LE SPIRO: Mercurial OL capable of winning in Paris
Lyon have already won away to the English champions, and Bruno Genesio's exciting - if unpredictable - side are capable of beating their French counterparts on Sunday too, writes Matthew Spiro.
The good news for Olympique Lyonnais is they tend to reserve their best performances for the biggest matches. The bad news is that even if they beat Paris Saint-Germain at the Parc des Princes, they will still be seven points behind the leaders. Genesio's team have been so inconsistent during the first two months of the campaign they have almost certainly already blown any chance they might have had of winning the title.
Hot and cold
So far Lyon have managed to triumph away to Premier League leaders Manchester City and smash four goals past Marseille. Yet that same team has also lost to Reims and Nice, drawn with crisis-hit Nantes and failed to beat nine-man Caen. It is as though a switch can be flicked which transforms OL from lackadaisical wasters who struggle to string three passes together and cannot bring themselves to defend as a team, to world-beaters who are hungry in the tackle and attack in relentless waves.

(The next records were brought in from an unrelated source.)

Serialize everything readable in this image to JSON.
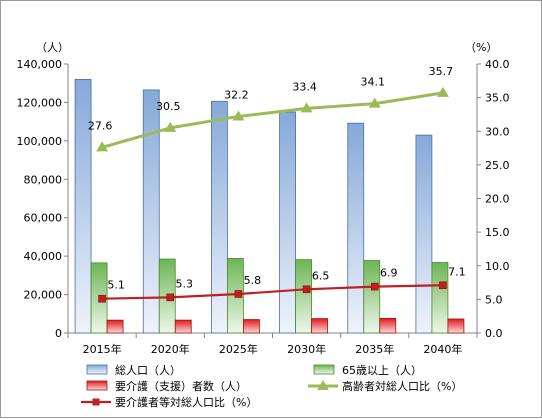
{
  "chart_data": {
    "type": "bar",
    "categories": [
      "2015年",
      "2020年",
      "2025年",
      "2030年",
      "2035年",
      "2040年"
    ],
    "y_left_unit": "（人）",
    "y_right_unit": "（%）",
    "y_left_range": [
      0,
      140000
    ],
    "y_left_ticks": [
      "0",
      "20,000",
      "40,000",
      "60,000",
      "80,000",
      "100,000",
      "120,000",
      "140,000"
    ],
    "y_left_tick_values": [
      0,
      20000,
      40000,
      60000,
      80000,
      100000,
      120000,
      140000
    ],
    "y_right_range": [
      0,
      40
    ],
    "y_right_ticks": [
      "0.0",
      "5.0",
      "10.0",
      "15.0",
      "20.0",
      "25.0",
      "30.0",
      "35.0",
      "40.0"
    ],
    "y_right_tick_values": [
      0,
      5,
      10,
      15,
      20,
      25,
      30,
      35,
      40
    ],
    "grid": false,
    "legend_position": "bottom",
    "series": [
      {
        "name": "総人口（人）",
        "type": "bar",
        "axis": "left",
        "color": "#4f81bd",
        "values": [
          132000,
          126500,
          120600,
          115000,
          109200,
          103000
        ]
      },
      {
        "name": "65歳以上（人）",
        "type": "bar",
        "axis": "left",
        "color": "#70ad47",
        "values": [
          36500,
          38500,
          38800,
          38200,
          37700,
          36700
        ]
      },
      {
        "name": "要介護（支援）者数（人）",
        "type": "bar",
        "axis": "left",
        "color": "#e02020",
        "values": [
          6700,
          6700,
          7000,
          7500,
          7600,
          7300
        ]
      },
      {
        "name": "高齢者対総人口比（%）",
        "type": "line",
        "axis": "right",
        "color": "#9bbb59",
        "marker": "triangle",
        "values": [
          27.6,
          30.5,
          32.2,
          33.4,
          34.1,
          35.7
        ],
        "labels": [
          "27.6",
          "30.5",
          "32.2",
          "33.4",
          "34.1",
          "35.7"
        ]
      },
      {
        "name": "要介護者等対総人口比（%）",
        "type": "line",
        "axis": "right",
        "color": "#c0201f",
        "marker": "square",
        "values": [
          5.1,
          5.3,
          5.8,
          6.5,
          6.9,
          7.1
        ],
        "labels": [
          "5.1",
          "5.3",
          "5.8",
          "6.5",
          "6.9",
          "7.1"
        ]
      }
    ]
  }
}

It is of course Genesio's job to ensure we see more of the latter and less of the former. Yet it is the fact they are capable of playing so well - and yet so often fall short - that frustrates their supporters the most.
Against Shakhtar Donetsk on Tuesday night it was almost as though the team couldn't decide if this was one of the big matches or not. It was a Champions League encounter but the opponents were not especially familiar and the game was played behind closed doors, in an eerie silence. The Ukrainians were focused and looked far sharper in the first half, deservedly scoring before the break. But a totally different Lyon came out in the second half and, although they conceded again, the hosts came back to 2-2 and created more than enough clear chances to have won.

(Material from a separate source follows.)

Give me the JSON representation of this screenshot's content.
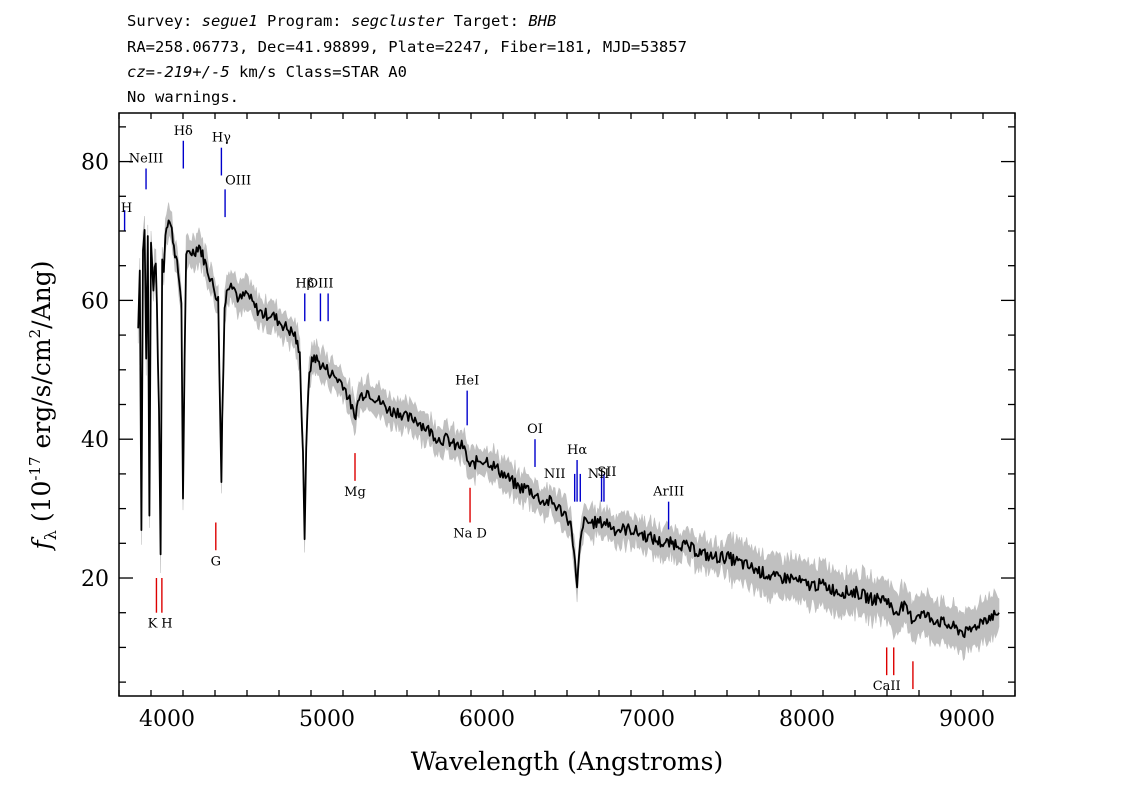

It is easy to point out the problem but far harder to solve it. Genesio knows perfectly well that his players' focus and intensity fluctuates too much from game to game. He hammers the point home to the press after each setback. Even Houssem Aouar, at the tender age of 20, could tell something wasn't right after Lyon let victory slip from their grasp against Nantes. "We have to be able to make efforts altogether," he said.
Genesio needs leadership and characters on the pitch who ensure these glitches don't happen. Jason Denayer is perhaps emerging as one of those figures. The ex-Manchester City stopper is looking the part. Nabil Fekir has been a leader for some time already. Arguably though Lyon are lacking personality in an area of the pitch where it matters most: midfield.
Aouar, Tanguy Ndombele and Lucas Tousart are all fine young players with big futures. But none is over 21. When you start out, no matter how talented you are, you cannot be expected to carry the extra responsibility of having to lift those around you. You focus on playing well and doing your bit. Aouar and Ndombele in particular have been excelling in that respect. But when the intensity dips, when the opposition start to get on top, they aren't able to shake Lyon out of its slumber.
Lyon have great quality in attack, but it should be said that the forwards are also guilty of blowing hot and cold. Memphis Depay and Bertrand Traoré are certainly not the most consistent, and that doesn't help. Depay couldn't stop scoring in the second half of last season, but the goals suddenly dried up and the Dutchman has now lost his place. That said, when Depay came on against Shakhtar, he looked sensationally good. So what should Genesio do? Restore Depay for the trip to Paris, hoping that the mercurial forward's form has returned? Or not take the risk with a player who hasn't netted since Week 1? Put yourself in the coach's shoes. It isn't easy.
Sunday's game should be thrilling. PSG haven't been seriously tested yet in Ligue 1 this season, but Lyon are most definitely capable of matching them. We will get a far better idea of how much progress Paris have made under Thomas Tuchel. Lyon fans would of course love to see their side claim a first win in the capital for over a decade, and such a triumph would be duly celebrated. Yet a lingering frustration would remain when they look at the league table. For until Lyon manage to hit on that elusive formula that allows them to beat weaker opponents on a consistent basis, the wait for the club's eighth league title - a first since 2008 - will continue.